< Jesaja 31 >
1 Wee dengenen, die in Egypte om hulp aftrekken, en steunen op paarden, en vertrouwen op wagenen, omdat er vele zijn, en op ruiters, omdat die zeer machtig zijn; en zien niet op den Heilige Israels, en zoeken den HEERE niet.
Woe to them that go down to Egypt for help, and stay on horses; and trust in chariots, because they are many, and in horsemen, because they are very strong; but they look not unto the Holy One of Israel, neither seek the LORD!
2 Nochtans is Hij ook wijs, en Hij doet het kwaad komen, en trekt Zijn woorden niet terug; maar Hij zal Zich opmaken tegen het huis der boosdoeners, en tegen de hulp dergenen, die ongerechtigheid werken.
Yet he also is wise, and will bring evil, and will not call back his words: but will arise against the house of the evil-doers, and against the help of them that work iniquity.
3 Want de Egyptenaren zijn mensen, en geen God, en hun paarden zijn vlees, en geen geest; en de HEERE zal Zijn hand uitstrekken, dat de helper struikelen zal, en die geholpen wordt, zal nedervallen, en zij zullen al te zamen te niet komen.
Now the Egyptians are men, and not God; and their horses flesh, and not spirit: and when the LORD shall stretch out his hand, both he that helpeth shall stumble, and he that is holpen shall fall, and they all shall fail together.
4 Want alzo heeft de HEERE tot mij gezegd: Gelijk als een leeuw, en een jonge leeuw over zijn roof brult, wanneer schoon een volle menigte der herderen samengeroepen wordt tegen hem, verschrikt hij voor hun stem niet, en vernedert zich niet vanwege hun veelheid; alzo zal de HEERE der heirscharen nederdalen, om te strijden voor den berg Sions en voor haar heuvel.
For thus saith the LORD unto me, Like as when the lion growleth and the young lion over his prey, if a multitude of shepherds be called forth against him, he will not be dismayed at their voice, nor abase himself for the noise of them: so shall the LORD of hosts come down to fight upon mount Zion, and upon the hill thereof.
5 Gelijk vliegende vogelen, alzo zal de HEERE der heirscharen Jeruzalem beschutten, beschuttende zal Hij haar ook verlossen, doorgaande zal Hij haar ook uithelpen.
As birds flying, so will the LORD of hosts protect Jerusalem; he will protect and deliver [it], he will pass over and preserve [it].
6 Bekeert u tot Hem, van Denwelken de kinderen Israels diep afgeweken zijn.
Turn ye unto him from whom ye have deeply revolted, O children of Israel.

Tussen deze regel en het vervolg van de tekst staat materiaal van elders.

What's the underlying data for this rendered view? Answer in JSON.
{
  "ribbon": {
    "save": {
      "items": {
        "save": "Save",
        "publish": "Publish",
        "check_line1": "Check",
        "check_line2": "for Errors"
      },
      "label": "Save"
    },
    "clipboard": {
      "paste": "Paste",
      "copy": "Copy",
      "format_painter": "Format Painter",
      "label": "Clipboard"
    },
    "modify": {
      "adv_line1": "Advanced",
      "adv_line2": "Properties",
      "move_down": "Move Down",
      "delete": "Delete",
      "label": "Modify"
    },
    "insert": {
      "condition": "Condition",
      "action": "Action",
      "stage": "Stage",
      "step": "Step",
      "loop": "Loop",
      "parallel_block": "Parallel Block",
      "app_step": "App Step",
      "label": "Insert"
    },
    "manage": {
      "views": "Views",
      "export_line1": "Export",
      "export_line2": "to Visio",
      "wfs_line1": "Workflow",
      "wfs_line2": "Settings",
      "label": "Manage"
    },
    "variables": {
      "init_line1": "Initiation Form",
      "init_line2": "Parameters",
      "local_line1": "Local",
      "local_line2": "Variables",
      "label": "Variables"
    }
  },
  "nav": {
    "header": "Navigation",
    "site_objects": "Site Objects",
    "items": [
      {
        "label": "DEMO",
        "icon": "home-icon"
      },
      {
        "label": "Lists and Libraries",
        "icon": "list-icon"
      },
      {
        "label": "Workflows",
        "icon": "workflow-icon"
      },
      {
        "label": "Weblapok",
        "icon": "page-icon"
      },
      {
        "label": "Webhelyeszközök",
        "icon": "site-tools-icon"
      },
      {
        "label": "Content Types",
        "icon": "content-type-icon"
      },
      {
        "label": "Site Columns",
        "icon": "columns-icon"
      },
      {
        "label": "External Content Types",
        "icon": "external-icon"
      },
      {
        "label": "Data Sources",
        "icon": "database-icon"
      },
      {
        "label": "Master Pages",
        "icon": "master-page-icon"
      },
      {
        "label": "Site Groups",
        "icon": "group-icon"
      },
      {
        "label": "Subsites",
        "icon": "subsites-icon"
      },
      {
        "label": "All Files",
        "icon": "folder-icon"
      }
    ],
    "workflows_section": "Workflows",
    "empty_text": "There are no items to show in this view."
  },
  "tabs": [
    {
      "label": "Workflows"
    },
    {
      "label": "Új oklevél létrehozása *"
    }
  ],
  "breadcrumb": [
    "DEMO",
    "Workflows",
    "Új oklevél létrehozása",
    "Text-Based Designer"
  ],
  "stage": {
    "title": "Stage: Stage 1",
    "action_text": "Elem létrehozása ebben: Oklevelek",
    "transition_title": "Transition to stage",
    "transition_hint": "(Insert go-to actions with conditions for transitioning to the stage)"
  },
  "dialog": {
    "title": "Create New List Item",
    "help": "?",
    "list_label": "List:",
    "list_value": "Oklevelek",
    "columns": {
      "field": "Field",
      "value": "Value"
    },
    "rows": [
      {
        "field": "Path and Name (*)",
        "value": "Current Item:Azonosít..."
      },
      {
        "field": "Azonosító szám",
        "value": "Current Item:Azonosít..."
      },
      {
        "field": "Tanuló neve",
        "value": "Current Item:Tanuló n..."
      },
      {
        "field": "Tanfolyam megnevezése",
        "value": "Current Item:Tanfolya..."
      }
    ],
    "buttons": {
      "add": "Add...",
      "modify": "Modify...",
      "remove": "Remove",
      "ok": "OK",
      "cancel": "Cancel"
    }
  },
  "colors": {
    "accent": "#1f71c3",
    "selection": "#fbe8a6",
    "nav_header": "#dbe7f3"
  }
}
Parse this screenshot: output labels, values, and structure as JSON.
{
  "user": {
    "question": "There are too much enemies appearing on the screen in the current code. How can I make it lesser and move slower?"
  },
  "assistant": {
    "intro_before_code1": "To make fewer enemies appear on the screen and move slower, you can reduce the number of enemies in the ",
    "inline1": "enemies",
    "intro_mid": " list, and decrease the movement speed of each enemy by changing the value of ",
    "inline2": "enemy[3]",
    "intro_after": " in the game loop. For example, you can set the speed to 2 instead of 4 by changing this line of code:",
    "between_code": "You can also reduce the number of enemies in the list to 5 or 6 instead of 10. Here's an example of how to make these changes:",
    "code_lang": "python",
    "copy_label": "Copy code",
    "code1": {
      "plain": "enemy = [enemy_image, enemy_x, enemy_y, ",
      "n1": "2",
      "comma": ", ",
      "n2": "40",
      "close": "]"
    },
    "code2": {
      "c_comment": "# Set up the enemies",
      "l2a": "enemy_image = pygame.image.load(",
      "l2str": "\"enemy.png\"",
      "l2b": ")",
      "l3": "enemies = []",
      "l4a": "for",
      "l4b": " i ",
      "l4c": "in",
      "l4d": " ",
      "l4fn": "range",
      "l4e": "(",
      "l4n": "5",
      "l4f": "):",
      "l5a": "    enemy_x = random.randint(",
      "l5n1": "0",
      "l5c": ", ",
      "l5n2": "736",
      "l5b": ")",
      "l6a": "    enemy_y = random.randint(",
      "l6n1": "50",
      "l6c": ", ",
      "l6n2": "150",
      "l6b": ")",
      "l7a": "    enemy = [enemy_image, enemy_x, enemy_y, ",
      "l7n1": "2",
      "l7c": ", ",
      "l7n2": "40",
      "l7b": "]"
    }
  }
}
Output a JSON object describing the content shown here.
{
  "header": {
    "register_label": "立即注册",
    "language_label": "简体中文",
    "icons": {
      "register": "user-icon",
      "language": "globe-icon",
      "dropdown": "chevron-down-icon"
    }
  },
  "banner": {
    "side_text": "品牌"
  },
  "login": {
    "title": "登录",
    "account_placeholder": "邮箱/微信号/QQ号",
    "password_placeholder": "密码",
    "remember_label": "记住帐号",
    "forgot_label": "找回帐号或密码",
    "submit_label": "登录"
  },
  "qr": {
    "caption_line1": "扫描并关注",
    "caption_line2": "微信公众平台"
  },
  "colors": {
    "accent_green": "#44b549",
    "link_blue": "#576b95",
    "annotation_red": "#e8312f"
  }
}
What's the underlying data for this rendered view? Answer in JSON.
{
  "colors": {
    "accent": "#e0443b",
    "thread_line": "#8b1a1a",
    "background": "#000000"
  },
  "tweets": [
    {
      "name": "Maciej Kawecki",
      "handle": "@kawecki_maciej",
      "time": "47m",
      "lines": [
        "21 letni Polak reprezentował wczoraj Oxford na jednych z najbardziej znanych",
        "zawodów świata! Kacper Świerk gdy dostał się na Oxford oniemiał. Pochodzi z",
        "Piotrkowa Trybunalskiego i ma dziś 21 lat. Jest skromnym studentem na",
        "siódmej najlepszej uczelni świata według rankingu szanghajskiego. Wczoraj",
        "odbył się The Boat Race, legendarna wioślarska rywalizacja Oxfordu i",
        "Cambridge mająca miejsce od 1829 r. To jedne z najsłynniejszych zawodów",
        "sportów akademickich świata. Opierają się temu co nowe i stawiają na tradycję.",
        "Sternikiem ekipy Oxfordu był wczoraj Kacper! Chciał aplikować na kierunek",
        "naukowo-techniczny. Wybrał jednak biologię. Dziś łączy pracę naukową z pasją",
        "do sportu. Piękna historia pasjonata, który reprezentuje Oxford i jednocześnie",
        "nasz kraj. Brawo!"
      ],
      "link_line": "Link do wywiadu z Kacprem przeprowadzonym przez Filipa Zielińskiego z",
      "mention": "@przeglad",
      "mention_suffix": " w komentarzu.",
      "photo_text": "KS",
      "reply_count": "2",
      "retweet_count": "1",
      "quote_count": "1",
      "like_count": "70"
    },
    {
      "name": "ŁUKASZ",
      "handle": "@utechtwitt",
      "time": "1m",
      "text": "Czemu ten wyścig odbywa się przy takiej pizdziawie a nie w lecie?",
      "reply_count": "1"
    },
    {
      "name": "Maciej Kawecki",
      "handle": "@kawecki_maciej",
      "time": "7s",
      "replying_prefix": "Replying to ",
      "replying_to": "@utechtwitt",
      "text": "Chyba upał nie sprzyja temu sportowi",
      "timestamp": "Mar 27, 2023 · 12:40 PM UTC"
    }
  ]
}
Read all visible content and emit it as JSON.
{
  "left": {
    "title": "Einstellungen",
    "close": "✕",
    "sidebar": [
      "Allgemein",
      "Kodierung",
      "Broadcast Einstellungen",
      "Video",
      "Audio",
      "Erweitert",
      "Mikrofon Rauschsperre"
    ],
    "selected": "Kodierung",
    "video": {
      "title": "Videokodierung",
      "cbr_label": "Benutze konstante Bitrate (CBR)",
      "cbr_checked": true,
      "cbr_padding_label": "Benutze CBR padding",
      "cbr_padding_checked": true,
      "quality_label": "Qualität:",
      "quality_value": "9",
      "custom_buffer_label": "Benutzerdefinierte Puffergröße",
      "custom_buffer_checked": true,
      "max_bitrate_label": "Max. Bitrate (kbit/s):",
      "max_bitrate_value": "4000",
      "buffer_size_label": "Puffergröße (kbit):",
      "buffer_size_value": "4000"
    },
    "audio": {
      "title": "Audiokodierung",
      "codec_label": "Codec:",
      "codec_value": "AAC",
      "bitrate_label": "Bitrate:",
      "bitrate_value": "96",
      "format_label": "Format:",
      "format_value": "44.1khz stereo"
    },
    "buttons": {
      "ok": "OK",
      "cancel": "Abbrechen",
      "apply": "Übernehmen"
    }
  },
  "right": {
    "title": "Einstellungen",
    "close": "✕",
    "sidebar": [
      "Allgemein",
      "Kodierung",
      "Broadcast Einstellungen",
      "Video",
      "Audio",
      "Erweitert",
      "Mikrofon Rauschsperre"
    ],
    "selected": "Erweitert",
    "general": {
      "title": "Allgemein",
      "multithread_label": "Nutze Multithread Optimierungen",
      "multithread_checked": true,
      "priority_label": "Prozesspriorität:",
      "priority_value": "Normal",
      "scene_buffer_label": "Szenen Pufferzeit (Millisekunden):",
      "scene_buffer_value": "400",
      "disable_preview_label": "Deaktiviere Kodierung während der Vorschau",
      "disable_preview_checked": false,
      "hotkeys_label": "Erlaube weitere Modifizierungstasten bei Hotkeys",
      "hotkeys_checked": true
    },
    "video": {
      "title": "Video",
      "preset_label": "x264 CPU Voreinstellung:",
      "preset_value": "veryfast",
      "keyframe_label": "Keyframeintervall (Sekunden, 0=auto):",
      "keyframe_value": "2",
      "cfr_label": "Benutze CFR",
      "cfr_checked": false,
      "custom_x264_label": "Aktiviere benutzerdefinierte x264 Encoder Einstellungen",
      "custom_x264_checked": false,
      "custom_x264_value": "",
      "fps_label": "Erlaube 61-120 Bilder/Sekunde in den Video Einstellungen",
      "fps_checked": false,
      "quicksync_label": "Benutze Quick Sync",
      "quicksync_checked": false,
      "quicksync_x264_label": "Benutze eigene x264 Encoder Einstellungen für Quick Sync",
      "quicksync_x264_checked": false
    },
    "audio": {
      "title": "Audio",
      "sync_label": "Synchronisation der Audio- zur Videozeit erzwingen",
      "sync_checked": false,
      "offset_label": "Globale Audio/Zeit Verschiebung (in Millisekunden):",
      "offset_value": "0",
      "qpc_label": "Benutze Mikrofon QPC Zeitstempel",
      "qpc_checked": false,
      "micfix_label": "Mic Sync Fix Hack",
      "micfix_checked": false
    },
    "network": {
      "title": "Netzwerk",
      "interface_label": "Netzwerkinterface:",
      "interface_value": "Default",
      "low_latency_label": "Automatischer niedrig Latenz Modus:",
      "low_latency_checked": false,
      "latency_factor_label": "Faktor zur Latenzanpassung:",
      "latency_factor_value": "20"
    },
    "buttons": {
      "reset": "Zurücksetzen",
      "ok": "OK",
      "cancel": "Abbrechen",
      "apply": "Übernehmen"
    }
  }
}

7 Want te dien dage zullen zij verwerpen, een ieder zijn zilveren afgoden en zijn gouden afgoden, welke u uw handen tot zonde gemaakt hadden;
For in that day they shall cast away every man his idols of silver, and his idols of gold, which your own hands have made unto you for a sin.
8 En Assur zal vallen door het zwaard, niet eens mans, en het zwaard, niet eens mensen, zal hem verteren; en hij zal voor het zwaard vlieden, en zijn jongelingen zullen versmelten.
Then shall the Assyrian fall with the sword, not of man; and the sword, not of men, shall devour him: and he shall flee from the sword, and his young men shall become tributary.
9 En hij zal van vreze doorgaan naar zijn rotssteen, en zijn vorsten zullen voor de banier verschrikken, spreekt de HEERE, die te Sion vuur, en te Jeruzalem een oven heeft.
And his rock shall pass away by reason of terror, and his princes shall be dismayed at the ensign, saith the LORD, whose fire is in Zion, and his furnace in Jerusalem.